4.4:210      Cross-Examining a Truthful Witness; Fostering Falsity

Arkansas has no case law or authority on this topic.

4.4:220      Threatening Prosecution [see 8.4:900]

DR 7-105 prohibited an attorney from filing or threatening to file criminal charges solely to obtain an advantage in a civil matter. In the belief that the objective of that earlier rule was best implemented through the criminal law, the drafters excluded it from the Model Rules. Arguably, the intent of that rule falls within the language of Rule 4.4, as well as Rule 8.4(b,c). However, American Bar Association Formal Opinion 92-363 concludes that such a threat is not improper if the criminal matter is related to the civil claim, if the lawyer has a well-founded belief that both the civil claim and the criminal matter are supported by the facts and the law, and if the lawyer avoids any improper interference in the criminal process. On the other hand, threats of criminal prosecution that are unfair, harassing in nature or equivalent to extortion (see Ar. Code 5-36-101(9)(A)) may be covered by AR Rules 3.1, 4.1, 4.4 and 8.4. Likewise, an agreement to refrain from presenting criminal charges may be part of a settlement agreement, provided such an agreement does not violate state law.

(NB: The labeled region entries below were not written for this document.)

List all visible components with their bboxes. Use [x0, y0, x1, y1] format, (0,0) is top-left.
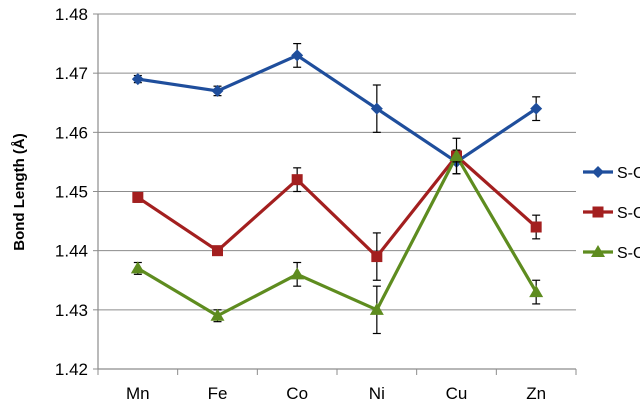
data-point-s-o3 — [210, 308, 225, 321]
y-tick-label: 1.47 — [55, 64, 88, 83]
series-s-o2 — [131, 42, 543, 175]
x-tick-label: Ni — [369, 384, 385, 403]
data-point-s-o3 — [529, 285, 544, 298]
legend-item-s-o1: S-O1 — [583, 205, 640, 222]
data-point-s-o1 — [291, 174, 303, 186]
y-tick-label: 1.42 — [55, 360, 88, 379]
data-point-s-o3 — [449, 149, 464, 161]
x-tick-label: Fe — [208, 384, 228, 403]
series-line-s-o2 — [137, 53, 538, 164]
gridlines — [98, 13, 576, 311]
x-tick-label: Co — [286, 384, 308, 403]
data-point-s-o3 — [290, 267, 305, 280]
data-point-s-o1 — [132, 191, 144, 203]
series-s-o1 — [132, 137, 542, 281]
series-line-s-o3 — [137, 154, 538, 318]
legend-label: S-O2 — [617, 165, 640, 182]
y-tick-label: 1.46 — [55, 123, 88, 142]
x-tick-label: Zn — [526, 384, 546, 403]
legend-item-s-o3: S-O3 — [583, 245, 640, 262]
x-tick-labels: Mn Fe Co Ni Cu Zn — [126, 384, 546, 403]
y-tick-labels: 1.42 1.43 1.44 1.45 1.46 1.47 1.48 — [55, 5, 88, 379]
series-s-o3 — [130, 149, 544, 335]
data-point-s-o2 — [131, 73, 144, 86]
data-point-s-o3 — [130, 261, 145, 274]
data-point-s-o1 — [371, 251, 383, 263]
legend-marker-s-o3 — [591, 245, 605, 257]
axes — [93, 13, 577, 375]
data-point-s-o2 — [291, 49, 304, 62]
y-tick-label: 1.44 — [55, 242, 88, 261]
x-tick-label: Mn — [126, 384, 150, 403]
legend-marker-s-o2 — [592, 166, 604, 178]
series-layer — [130, 42, 544, 335]
legend-item-s-o2: S-O2 — [583, 165, 640, 182]
data-point-s-o1 — [212, 245, 223, 257]
data-point-s-o3 — [369, 302, 384, 315]
data-point-s-o2 — [370, 102, 383, 115]
data-point-s-o1 — [530, 221, 542, 233]
legend-label: S-O3 — [617, 245, 640, 262]
legend-marker-s-o1 — [592, 206, 604, 218]
series-line-s-o1 — [136, 154, 538, 259]
x-tick-label: Cu — [446, 384, 468, 403]
legend-label: S-O1 — [617, 205, 640, 222]
y-axis-title: Bond Length (Å) — [11, 133, 28, 250]
legend: S-O2 S-O1 S-O3 — [583, 165, 640, 262]
y-tick-label: 1.48 — [55, 5, 88, 24]
data-point-s-o2 — [530, 102, 543, 115]
y-tick-label: 1.43 — [55, 301, 88, 320]
data-point-s-o2 — [211, 84, 224, 97]
y-tick-label: 1.45 — [55, 183, 88, 202]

Although an attorney may refer the client or the matter to the prosecutor for the filing of criminal charges, an attorney who does threaten the opposing party with criminal charges subjects himself to a malicious prosecution claim. See Culpepper v. Smith, 302 Ark. 558, 729 S.W.2d 293 (1990) (an attorney is charged with knowledge "that neither he nor his client should use the criminal process as an affirmative weapon to force or coerce payment of any debt, whether disputed or undisputed."). See Howard W. Brill, THE ARKANSAS LAW OF DAMAGES, 33-3 (3rd ed. 1996).

Despite the absence of an express prohibition in the Rules, an attorney may not threaten to file a disciplinary charge against the opposing attorney in order to induce an agreement to a settlement in a civil case. The attorney's higher obligation to the profession is defined by Rule 8.3(a). See American Bar Association Formal Opinion 94-383.

Even while engaged in standard attorney work, lawyers are subject to the limitations placed on debt collectors by federal law. In addition to a ban on misleading or abusive tactics, restrictions are placed on communications with the debtor and with third parties. See Janet Flaccus, Fair Debt Collection Practices Act: A Decade of Litigation, 1996 ARK. L. NOTES 23; Janet Flaccus, The Fair Debt Collection Practices Act: Attorneys Beware, You Too May Be a Debt Collector, 1987 ARK. L. NOTES 11.